Wright's Aerials

Today a Housing Association rung up. "Can you go to Sunset Villas urgently? There's two things wrong. First, the alarm company say there's a serious fault with the aerial system, and secondly some of the residents have really poor reception since Tuesday."

"What's the alarm company got to do with it?"

"They've fitted a camera in the front porch and the picture won't come through on the residents' tellys, so it must be a fault on your system."

At Sunset Villas I was greeted by the warden. "Ohh, they're all going mad! Their tellys are really awful, especially BBC 2, and Mr Stubber says his Freeview won't work at all!"

"When did it all go wrong?"

"Tuesday last week."

"When was the camera installed?"

"That was Tuesday as well. Funny that, isn't it? Do you think they might have pulled a wire out?"


"Anyway, the alarm man says your aerial system is rubbish!"

"Oh he does, does he?"

"Yes he says it's absolute rubbish!"

I suffer from attacks of the red mist, and I felt one coming on. Right, I thought, we'll blankety-blank see about that!

I had pulled this system back from the grave about five years ago. Paul and me had gone through it from end to end, replacing virtually everything, and we'd made it absolutely perfect. Then about a month ago Mr Stubber's son had rolled up with an old ITV Digi box and played pop because only the BBC channels came through. So I'd had to convert the system for DTT. The system uses Belmont for analogue channels 1 to 4, and Emley Moor for C5. The digi muxes had to come from Belmont, so the conversion had involved a Gp CD aerial for all muxes except 1, which came off the existing Gp A Belmont aerial. All 11 channels had filter/levelers, and the whole thing was just lovely when I'd finished.

Everything had then worked perfectly until the arrival of Mr Stupid Alarm Contractor. He had fitted an AZ modulator to convert his camera output to UHF. He had snipped the Gp A aerial downlead between the masthead amp power supply and the filter/leveler block. I'm guessing that he had added his modulator output via a splitter, then spent ages setting the modulator output to every conceivable channel and wondering why he was getting no results, going down time after time to try to tune in his camera picture on residents' tellys. I'm going by the blow-by-blow account from the residents and the fact that my cable had been cut and the two ends joined by twisting together. He wasn't likely to succeed, since the aerial signal levels at that point (after the masthead amp) were far higher than the modulator output, and he was either going to be on a channel already occupied or on a channel without a pass filter. Next he chopped into the Group CD line. There is no masthead amplifier on this line. Instead, there is a 20dB amplifier before the filter leveller. He fitted his nasty plastic Y splitter before the amp (that's where I found it) and inserted his camera picture there.

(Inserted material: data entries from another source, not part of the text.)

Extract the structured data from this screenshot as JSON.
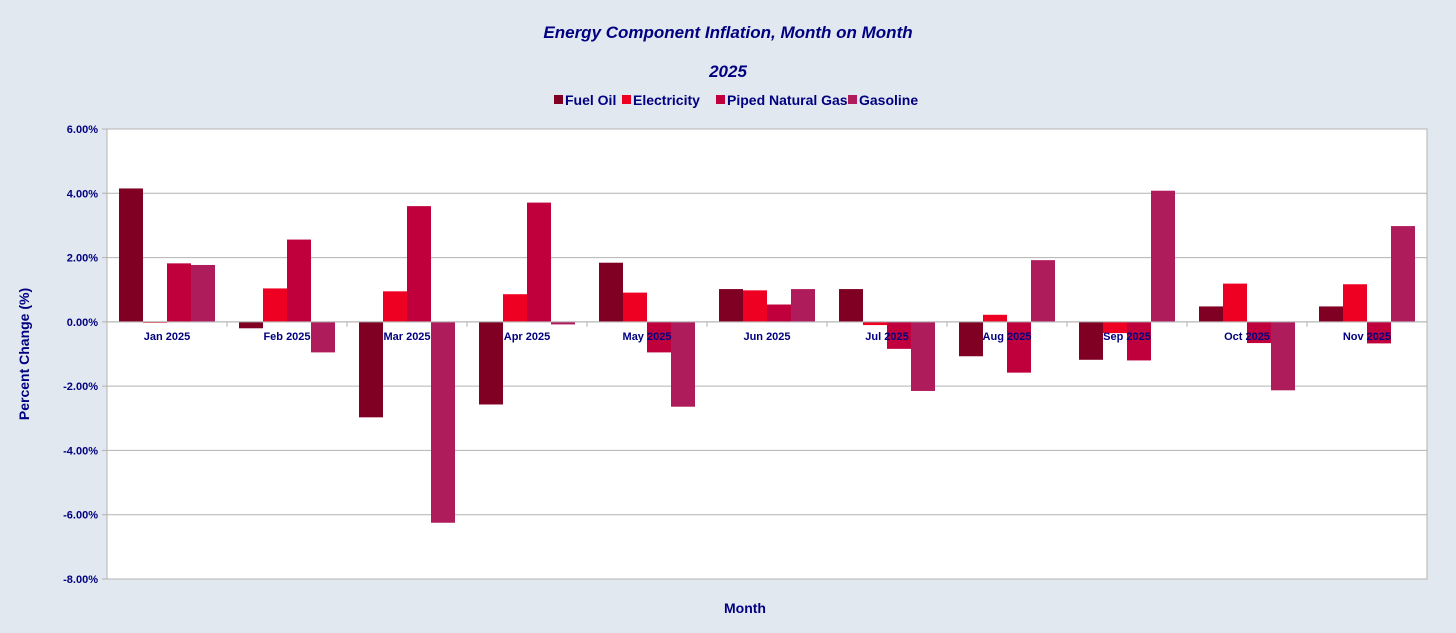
{
  "chart_data": {
    "type": "bar",
    "title": "Energy Component Inflation, Month on Month",
    "subtitle": "2025",
    "xlabel": "Month",
    "ylabel": "Percent Change (%)",
    "ylim": [
      -8,
      6
    ],
    "ytick_step": 2,
    "ytick_labels": [
      "6.00%",
      "4.00%",
      "2.00%",
      "0.00%",
      "-2.00%",
      "-4.00%",
      "-6.00%",
      "-8.00%"
    ],
    "grid": true,
    "legend_position": "top-center",
    "categories": [
      "Jan 2025",
      "Feb 2025",
      "Mar 2025",
      "Apr 2025",
      "May 2025",
      "Jun 2025",
      "Jul 2025",
      "Aug 2025",
      "Sep 2025",
      "Oct 2025",
      "Nov 2025"
    ],
    "series": [
      {
        "name": "Fuel Oil",
        "color": "#7f0022",
        "values": [
          4.15,
          -0.2,
          -2.97,
          -2.57,
          1.84,
          1.02,
          1.02,
          -1.07,
          -1.18,
          0.48,
          0.48
        ]
      },
      {
        "name": "Electricity",
        "color": "#ee0022",
        "values": [
          -0.03,
          1.04,
          0.95,
          0.86,
          0.91,
          0.98,
          -0.1,
          0.22,
          -0.35,
          1.19,
          1.17
        ]
      },
      {
        "name": "Piped Natural Gas",
        "color": "#c0003d",
        "values": [
          1.82,
          2.56,
          3.6,
          3.71,
          -0.95,
          0.54,
          -0.84,
          -1.58,
          -1.2,
          -0.66,
          -0.67
        ]
      },
      {
        "name": "Gasoline",
        "color": "#ae1c5c",
        "values": [
          1.77,
          -0.95,
          -6.25,
          -0.08,
          -2.64,
          1.02,
          -2.15,
          1.92,
          4.08,
          -2.13,
          2.98
        ]
      }
    ]
  },
  "colors": {
    "background": "#e1e8f0",
    "plot_background": "#ffffff",
    "text": "#000080",
    "grid": "#b3b3b3"
  }
}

Again trying channel after channel, he eventually landed on channel 68. This channel is 'the pillocks last refuge'. Whenever someone needs a clear channel and they don't know how to find one they always resort to 68. The trouble is, 68 is mux A from Belmont. Since he was putting his camera signal in before any amplification his analogue channel had some chance of competing with the mux. In fact his analogue video was +10dBmV and the mux was -15dBmV. The result was that reception on mux A was well and truly banjaxed, and his camera picture was very very very snowy. All the other muxes were 6 or more dB down thanks to his crappy splitter, so all the digital reception was marginal.

I then discovered that the four analogue channels from Belmont were all to pot, with three being very low and one being very high. Of course, Mr Stupid Peabrained Alarm Contractor has twiddled all the variable attenuators on the filter/levelers! All this, and the power supply unit for the modulator was plugged into an adapter on my board, and was hanging with its full weight by the mains lead. The video input to the modulator was via a phono plug and a short bit of cable, obviously cut off a scart to phono lead, taped to the end of a length of brown coax that came from the camera. And this man tells the staff and management that my system is 'rubbish'!

Revenge is a dish best taken cold. I put everything right. I added a filter for his blessed camera and found a clear channel (43) for it. I added local radio to his channel on the grounds that silent channels are dangerous. There's fire risk if the residents leave the TV on that channel overnight or unattended. My huge invoice was accompanied by a detailed report with photographs. As I left I told the manager to get the alarm man back to retune every one of the 60 TV sets and approximately 30 VCRs to the camera channel. I added that he would have to check reception of every TV channel in case the residents had attempted to correct the poor reception by knob twiddling. I also told the manager that if he went back up to the head end it would probably result in another big invoice, so it might be best to stop him. I mentioned in my report to head office that the picture from the camera could only be expected to be poor, since the said camera was a DIY item worth at most £40. And you thought I was a nice guy!